As I kept watching Legacy, waiting for something to happen (and to be fair, a few things did happen, but more on that later), I kept getting the sense that Jeremy Renner should fire his people. It's not so much that he can't handle the action scenes (which he can, though not with any sense of spectacular bravado that either Damon or his Mission: Impossible: Ghost Protocol co-star Tom Cruise can) or even that he couldn't handle the softer moments (though again, the Gilroys script gave him little to latch onto). It's that I keep getting the sense that Renner is being pushed into being an action star rather than an actor when he isn't an action star or even a draw.
Renner is much better than his material, but it doesn't help when he scowls throughout the film. Weisz doesn't appear to know what to do with this doctor who isn't interesting and whom we don't care about. Norton looks intense, but a little sliver of me would have loved for him to have gone all-Hulk to go against Hawkeye.
Now THAT would have perked up the movie intensely.
I don't think I can dismiss one or two good things in The Bourne Legacy. The action sequence where Shearing is attacked and rescued at her home was actually quite good and surprising, and the Manila chase scene, while not as good as it could have been (especially by throwing in some last-minute henchman who pops out of nowhere, we're never introduced to, we don't see as an actual menace, and who is eliminated before the credits roll), did on occasion provide some genuine thrills (as when Weisz comes dangerously close to falling off the motorbike).

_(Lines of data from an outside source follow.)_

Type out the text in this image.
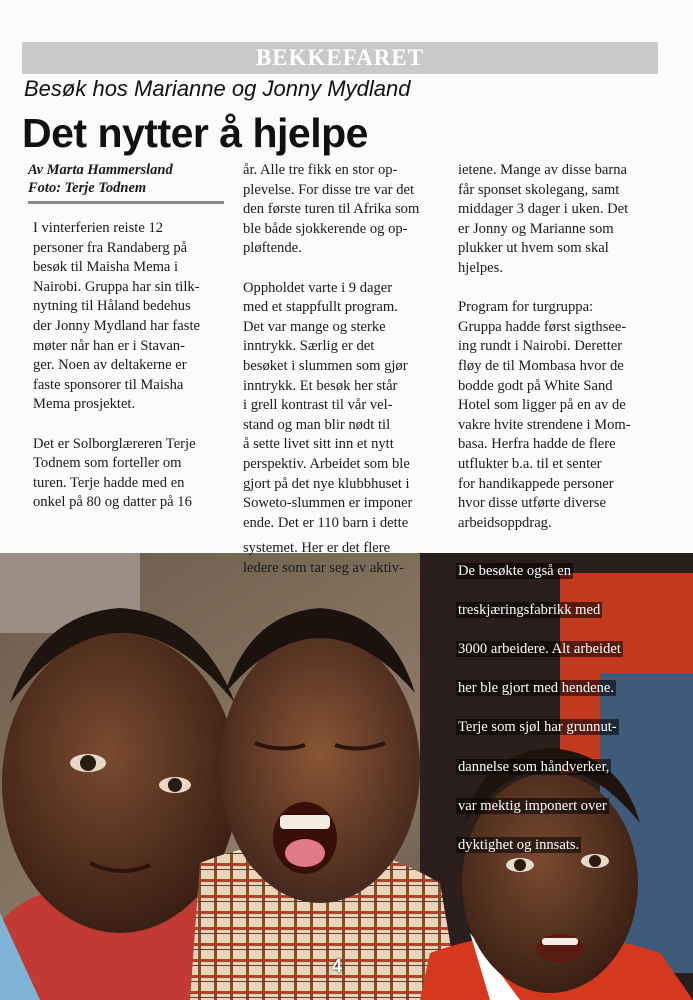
BEKKEFARET
Besøk hos Marianne og Jonny Mydland
Det nytter å hjelpe
Av Marta Hammersland
Foto: Terje Todnem

I vinterferien reiste 12
personer fra Randaberg på
besøk til Maisha Mema i
Nairobi. Gruppa har sin tilk-
nytning til Håland bedehus
der Jonny Mydland har faste
møter når han er i Stavan-
ger. Noen av deltakerne er
faste sponsorer til Maisha
Mema prosjektet.

Det er Solborglæreren Terje
Todnem som forteller om
turen. Terje hadde med en
onkel på 80 og datter på 16

år. Alle tre fikk en stor op-
plevelse. For disse tre var det
den første turen til Afrika som
ble både sjokkerende og op-
pløftende.

Oppholdet varte i 9 dager
med et stappfullt program.
Det var mange og sterke
inntrykk. Særlig er det
besøket i slummen som gjør
inntrykk. Et besøk her står
i grell kontrast til vår vel-
stand og man blir nødt til
å sette livet sitt inn et nytt
perspektiv. Arbeidet som ble
gjort på det nye klubbhuset i
Soweto-slummen er imponer
ende. Det er 110 barn i dette

ietene. Mange av disse barna
får sponset skolegang, samt
middager 3 dager i uken. Det
er Jonny og Marianne som
plukker ut hvem som skal
hjelpes.

Program for turgruppa:
Gruppa hadde først sigthsee-
ing rundt i Nairobi. Deretter
fløy de til Mombasa hvor de
bodde godt på White Sand
Hotel som ligger på en av de
vakre hvite strendene i Mom-
basa. Herfra hadde de flere
utflukter b.a. til et senter
for handikappede personer
hvor disse utførte diverse
arbeidsoppdrag.

systemet. Her er det flere
ledere som tar seg av aktiv-	De besøkte også en

treskjæringsfabrikk med

3000 arbeidere. Alt arbeidet

her ble gjort med hendene.

Terje som sjøl har grunnut-

dannelse som håndverker,

var mektig imponert over

dyktighet og innsats.

4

It's unfortunate that Gilroy wasted so much time and talent into a story that doesn't move. It doesn't want to commit to being its own film apart from the Bourne Trilogy. It goes back and forth: inserting Jason Bourne and those he worked with while trying desperately to convince us that The Bourne Legacy is a new start of adventures. The film is disjointed, confused about itself, and not much of anything.
Apart from those two action scenes The Bourne Legacy is more The Bored Legacy.